Socioeconomic conditions have traditionally been cited as risk factors for developing TB. Several studies have shown a correlation between the rate of infection in households, crowding, and poverty (US), between TB case notification rate, income, and socioeconomic characteristics (Canada), and between prevalence of infection, social, and economic environment (Panama). The case notification rate of childhood TB has been reported to be related to crowding (US), income (US), rate of unemployment (US), infant mortality (US), and social deprivation (UK). That all three factors studied by us (crowding, economic status, and parental education) were significantly correlated with the case notification rate of TB in children was thus expected. The correlation between maternal literacy and childhood morbidity and mortality is well known [17-20].
This study showed household contact as an important risk factor for tuberculosis which is consistent with the findings of some previous studies in West Africa and Lao People’s Democratic Republic where family history of TB was two to three times more frequent among childhood TB cases compared to the controls. We saw its alomost 2 times higher in families that have previous positive family TB history. The association is highly significant [21-22]. The findings suggest that there are highly positive association (P<0.001) between crowing 4 and more with childhood TB.
Increased size of the household was found to be important and overcrowding has been documented as a risk factor for TB in several studies in a variety of settings. Measurement of the bedroom area may not reflect the actual usable bedroom space because in a rural setting, it is always occupied by some furniture, utensils, stored crops, agricultural tools, bundles of firewood, jute-straw, and sometimes pet animals. The number of windows reflects a vague expression of ventilation status (there are many variables regarding window(s), such as: size of the window, position or placement, how often it is kept open, window material – glass, wood or metal, etc.). Children living in households with a separate kitchen were less likely to have active TB as was also found in India .
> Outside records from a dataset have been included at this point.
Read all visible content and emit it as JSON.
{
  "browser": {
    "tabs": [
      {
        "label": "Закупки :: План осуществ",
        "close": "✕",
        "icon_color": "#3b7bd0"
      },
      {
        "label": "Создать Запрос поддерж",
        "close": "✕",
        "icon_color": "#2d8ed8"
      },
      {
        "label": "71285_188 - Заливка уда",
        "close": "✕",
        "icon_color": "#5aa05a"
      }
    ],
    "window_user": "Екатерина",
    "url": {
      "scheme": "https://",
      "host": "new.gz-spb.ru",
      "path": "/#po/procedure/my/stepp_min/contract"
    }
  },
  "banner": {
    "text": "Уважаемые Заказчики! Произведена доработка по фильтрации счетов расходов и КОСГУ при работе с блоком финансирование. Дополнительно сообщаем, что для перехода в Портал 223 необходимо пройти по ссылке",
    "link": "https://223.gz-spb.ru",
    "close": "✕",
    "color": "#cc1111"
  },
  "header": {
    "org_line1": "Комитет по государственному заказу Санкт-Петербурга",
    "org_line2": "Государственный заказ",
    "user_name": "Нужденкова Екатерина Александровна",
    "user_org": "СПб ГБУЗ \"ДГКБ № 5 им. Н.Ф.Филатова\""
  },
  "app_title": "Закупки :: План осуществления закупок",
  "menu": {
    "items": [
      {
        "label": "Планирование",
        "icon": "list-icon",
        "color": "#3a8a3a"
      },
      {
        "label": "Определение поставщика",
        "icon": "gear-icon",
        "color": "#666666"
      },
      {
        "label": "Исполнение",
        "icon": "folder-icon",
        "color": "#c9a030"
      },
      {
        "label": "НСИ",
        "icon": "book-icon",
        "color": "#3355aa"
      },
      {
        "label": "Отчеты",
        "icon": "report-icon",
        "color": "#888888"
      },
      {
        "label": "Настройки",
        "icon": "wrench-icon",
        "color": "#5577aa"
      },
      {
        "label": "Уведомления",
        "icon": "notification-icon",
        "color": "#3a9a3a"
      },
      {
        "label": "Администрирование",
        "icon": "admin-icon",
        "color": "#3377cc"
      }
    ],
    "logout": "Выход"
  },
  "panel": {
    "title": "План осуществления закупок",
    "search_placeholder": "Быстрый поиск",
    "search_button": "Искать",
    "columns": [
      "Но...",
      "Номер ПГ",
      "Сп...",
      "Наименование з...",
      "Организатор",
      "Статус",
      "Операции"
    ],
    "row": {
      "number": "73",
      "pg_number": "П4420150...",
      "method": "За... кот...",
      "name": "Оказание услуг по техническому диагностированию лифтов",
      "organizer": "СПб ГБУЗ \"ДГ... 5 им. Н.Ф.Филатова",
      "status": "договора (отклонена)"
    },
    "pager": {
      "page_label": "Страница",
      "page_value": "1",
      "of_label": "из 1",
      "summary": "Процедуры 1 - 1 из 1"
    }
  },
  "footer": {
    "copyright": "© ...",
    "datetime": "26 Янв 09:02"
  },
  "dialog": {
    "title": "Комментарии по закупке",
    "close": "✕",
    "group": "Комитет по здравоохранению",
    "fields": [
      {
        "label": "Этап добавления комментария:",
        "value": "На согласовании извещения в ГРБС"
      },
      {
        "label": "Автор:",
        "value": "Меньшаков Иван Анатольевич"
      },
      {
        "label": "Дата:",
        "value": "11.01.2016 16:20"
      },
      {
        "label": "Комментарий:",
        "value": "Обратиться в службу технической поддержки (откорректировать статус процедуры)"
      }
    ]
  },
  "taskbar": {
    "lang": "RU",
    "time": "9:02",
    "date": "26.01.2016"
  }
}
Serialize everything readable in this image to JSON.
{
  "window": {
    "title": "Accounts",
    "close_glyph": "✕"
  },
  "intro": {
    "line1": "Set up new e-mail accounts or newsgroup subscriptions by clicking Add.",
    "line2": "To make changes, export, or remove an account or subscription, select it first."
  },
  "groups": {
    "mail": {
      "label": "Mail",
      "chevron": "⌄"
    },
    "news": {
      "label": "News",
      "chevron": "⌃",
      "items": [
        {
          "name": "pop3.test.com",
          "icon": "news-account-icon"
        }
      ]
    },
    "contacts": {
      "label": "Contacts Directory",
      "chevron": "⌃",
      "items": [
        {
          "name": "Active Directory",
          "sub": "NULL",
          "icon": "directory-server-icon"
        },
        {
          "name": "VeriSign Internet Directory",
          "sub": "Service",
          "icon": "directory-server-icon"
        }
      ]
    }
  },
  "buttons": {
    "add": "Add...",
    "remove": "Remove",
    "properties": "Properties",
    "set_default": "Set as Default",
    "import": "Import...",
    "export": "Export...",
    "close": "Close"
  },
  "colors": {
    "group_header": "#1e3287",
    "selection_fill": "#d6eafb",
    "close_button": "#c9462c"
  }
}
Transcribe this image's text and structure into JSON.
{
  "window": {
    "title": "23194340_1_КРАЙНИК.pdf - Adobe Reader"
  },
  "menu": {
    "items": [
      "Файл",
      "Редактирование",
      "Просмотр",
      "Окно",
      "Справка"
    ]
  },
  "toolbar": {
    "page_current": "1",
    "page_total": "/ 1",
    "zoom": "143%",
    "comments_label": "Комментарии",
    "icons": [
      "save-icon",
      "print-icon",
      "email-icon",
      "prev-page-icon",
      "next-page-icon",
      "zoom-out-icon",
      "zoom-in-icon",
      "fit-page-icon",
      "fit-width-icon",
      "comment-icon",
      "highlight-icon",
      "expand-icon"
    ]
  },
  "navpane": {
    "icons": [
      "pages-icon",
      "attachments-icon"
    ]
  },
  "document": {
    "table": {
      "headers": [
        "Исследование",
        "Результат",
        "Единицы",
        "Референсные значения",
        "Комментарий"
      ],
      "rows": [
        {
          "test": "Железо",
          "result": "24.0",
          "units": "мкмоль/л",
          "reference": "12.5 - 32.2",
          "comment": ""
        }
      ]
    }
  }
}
One of the major limitations of this study was that, due to the small sample size, it is difficult to adequately represent the scenario about the underlying risk factors of childhood TB. Moreover, since this study was also conducted in one catchment area, it may not have been entirely representative of the Bangladeshi childhood TBpositive population.
To conclude, improvement in the living standard of children (housing condition etc.) will help in reducing childhood TB in the community. The tuberculosis prevention programme in Bangladesh mostly focuses on detecting and treating index cases. Contact tracing and contact screening should also be incorporated as part of the National TB Control Programme for early diagnosis and treatment. Poverty, lack of education, poor housing, urban environments and overcrowding are all associated with increased transmission.